Bangsa Indonesia memiliki nilai budaya luhur, yang dapat dijadikan pilar dan filter terhadap berbagai pengaruh yang negative, serta sebagai pendukung bagi nilai dan pengaruh, yang membawa dampak positif bagi kehidupan berbangsa dan bernegara. Sebagai contoh adalah ‘’Pela Gandong’ di Ambon untuk landasan kerukunan, pepatah ‘’guru kencing berdiri, murid kencing berlari’’ untuk simbul keteladanan, ‘’rawe-rawe rantas malang-malang putung’’ sebagai simbul kebersamaan, dan silih-asah, silih-asih dan silih-asuh untuk acuan pendidikan masyarakat. Bukankah nilai budaya ini juga akan menjadi faktor pendukung sekaligus pilar terhadap pusaran globalisasi.
Menurut Salim (1990) terdapat 4 (empat) bidang kekuatan gelombang pusaran globalisasi yang paling menonjol antara lain:
1.    Kekuatan pertama yang membuat dunia menjadi transparan dan sempit adalah gelombang perkembangan IPTEK yang amat tinggi.  Kekuatan ini Nampak antara lain penggunaan computer dan satelit. Dengan teknologi ini sekarang orang dapat dengan cepat dan menghimpun informasi denia dengan rinci tentang segala hal, misalnya kekayaan laut, hutan dan lain-lain. Dengan kemajuan IPTEK yang begitu kuat pengaruhnya sehingga dapat mengubah perspektif atau sikap, pandangan dan perilaku orang. Dengan kemajuan teknologi ini pula sekarang orang dapat berkomunikasi dengan cepat di mana pun mereka berada melalui handphone, internet dan lain-lain.
2.    Kekuatan kedua adalah kekuatan ekonomi.  Ekonomi global yang terjadi saat ini demikian kuat, sehingga peristiwa ekonomi yang terjadi di suatu negara akan dapat dengan mudah diikuti dan mempenagruhi negara lain. Globalisasi dalam ekponomi Nampak sebagai suatu keterkaitan mata rantai yang sulit untuk dilepaskan. Krisis moneter yang melanda beberapa negara tidak terlepas dari kegiatan ekonomi dunia.
3.    Hal ketiga yang banyak disoroti saat ini adalah masalah lingkungan hidup. Kita masih ingat tentang peristiwa kebakaran hutan di Indonesia yang berdampak dunia. Pengaruh asap kebakaran hutan di Kalimantan dan Sumatra dapat dirasakan di negara-negara tetangga seperti Malaysia, Singapura, Thailand dan bahkan Filipina. Dampaknya sangat terasa dis eluruh dunia, di mana semua penerbangan ke Indonesia tertunda karena adanya gangguan asap.

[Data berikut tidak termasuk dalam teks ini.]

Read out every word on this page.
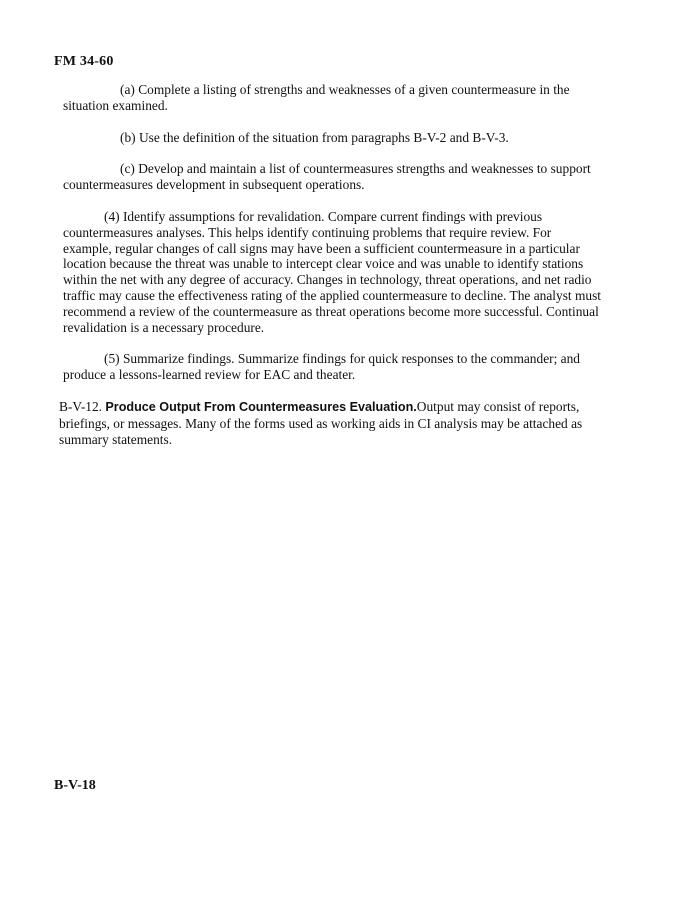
FM 34-60

(a) Complete a listing of strengths and weaknesses of a given countermeasure in the situation examined.

(b) Use the definition of the situation from paragraphs B-V-2 and B-V-3.

(c) Develop and maintain a list of countermeasures strengths and weaknesses to support countermeasures development in subsequent operations.

(4) Identify assumptions for revalidation. Compare current findings with previous countermeasures analyses. This helps identify continuing problems that require review. For example, regular changes of call signs may have been a sufficient countermeasure in a particular location because the threat was unable to intercept clear voice and was unable to identify stations within the net with any degree of accuracy. Changes in technology, threat operations, and net radio traffic may cause the effectiveness rating of the applied countermeasure to decline. The analyst must recommend a review of the countermeasure as threat operations become more successful. Continual revalidation is a necessary procedure.

(5) Summarize findings. Summarize findings for quick responses to the commander; and produce a lessons-learned review for EAC and theater.

B-V-12. Produce Output From Countermeasures Evaluation.Output may consist of reports, briefings, or messages. Many of the forms used as working aids in CI analysis may be attached as summary statements.

B-V-18
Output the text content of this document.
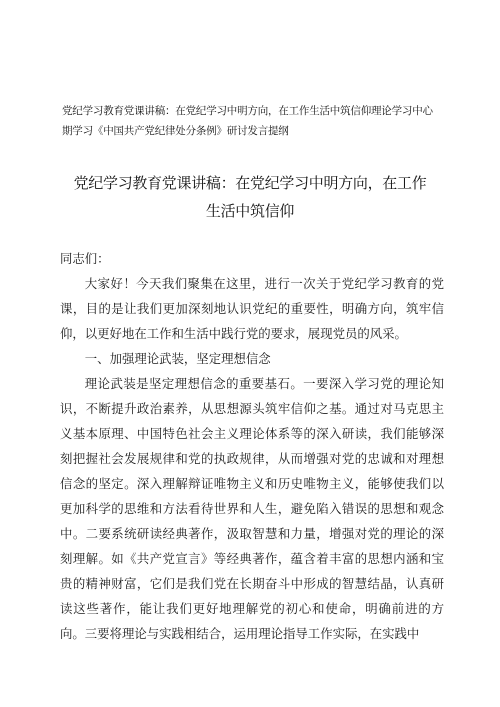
党纪学习教育党课讲稿：在党纪学习中明方向，在工作生活中筑信仰理论学习中心期学习《中国共产党纪律处分条例》研讨发言提纲
党纪学习教育党课讲稿：在党纪学习中明方向，在工作
生活中筑信仰

同志们：

大家好！今天我们聚集在这里，进行一次关于党纪学习教育的党课，目的是让我们更加深刻地认识党纪的重要性，明确方向，筑牢信仰，以更好地在工作和生活中践行党的要求，展现党员的风采。

一、加强理论武装，坚定理想信念

理论武装是坚定理想信念的重要基石。一要深入学习党的理论知识，不断提升政治素养，从思想源头筑牢信仰之基。通过对马克思主义基本原理、中国特色社会主义理论体系等的深入研读，我们能够深刻把握社会发展规律和党的执政规律，从而增强对党的忠诚和对理想信念的坚定。深入理解辩证唯物主义和历史唯物主义，能够使我们以更加科学的思维和方法看待世界和人生，避免陷入错误的思想和观念中。二要系统研读经典著作，汲取智慧和力量，增强对党的理论的深刻理解。如《共产党宣言》等经典著作，蕴含着丰富的思想内涵和宝贵的精神财富，它们是我们党在长期奋斗中形成的智慧结晶，认真研读这些著作，能让我们更好地理解党的初心和使命，明确前进的方向。三要将理论与实践相结合，运用理论指导工作实际，在实践中
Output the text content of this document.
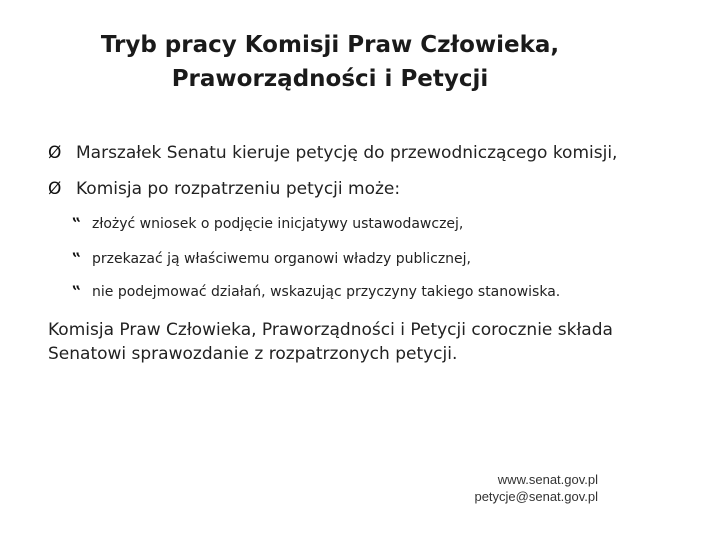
Tryb pracy Komisji Praw Człowieka,
Praworządności i Petycji
Ø Marszałek Senatu kieruje petycję do przewodniczącego komisji,
Ø Komisja po rozpatrzeniu petycji może:
‟ złożyć wniosek o podjęcie inicjatywy ustawodawczej,
‟ przekazać ją właściwemu organowi władzy publicznej,
‟ nie podejmować działań, wskazując przyczyny takiego stanowiska.
Komisja Praw Człowieka, Praworządności i Petycji corocznie składa
Senatowi sprawozdanie z rozpatrzonych petycji.
www.senat.gov.pl
petycje@senat.gov.pl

4.    Politik merupakan kekuatan keempat yang dirasakan sebagai kekuatan global. Misalnya konflik di Palestina, Syiria dan Irak sangat dirasakan secara global di negara-negara lain, baik dalam segi politik maupun ekonomi. Adanya kekisruhan politik dalam negeri juga berdampak besar terhadaop perkembangan pariwisata, perdagangan dan sebagainya.

II.             PEMBAHASAN 
A.  Pancasila
Pancasila merupakan dasar Negara Kesatuan Republik Indonesia, memiliki fungsi yang sangat fundamental. Seperti dijelaskan oleh Purwito Adi (2016), Pancasila selain bersifat yuridis formal juga bersifat filosofis. Sifat yuriidis formal yang mengharuskan setiap peraturan perundang-undangan yang berlaku berdasarkan pada Pancasila sebagai sumber hukum materiil. Sedangkan sifat filofis, menjadikan Pancasila sebagai falsafah negara juga sebagai pedoman perilaku kehidupan berbangsa dan bernegara. Seperti dijelaskan oleh Driyarkarsa (2006), bahwa Pancasila sebagai weltanschauung, yaitu sebuah falsafah atau pandangan hidup yang mampu merealitaskan nilai-nilainya dalam kehidupan masyarakat, dapat menjadi ideologi terbuka yang bersifat aktual, dinamis, antisipatif, dan mampu beradaptasi dengan perkembangan zaman. Cita-cita dan nilai-nilai mendasar dalam Pancasila bersifat tetap dan tidak berubah.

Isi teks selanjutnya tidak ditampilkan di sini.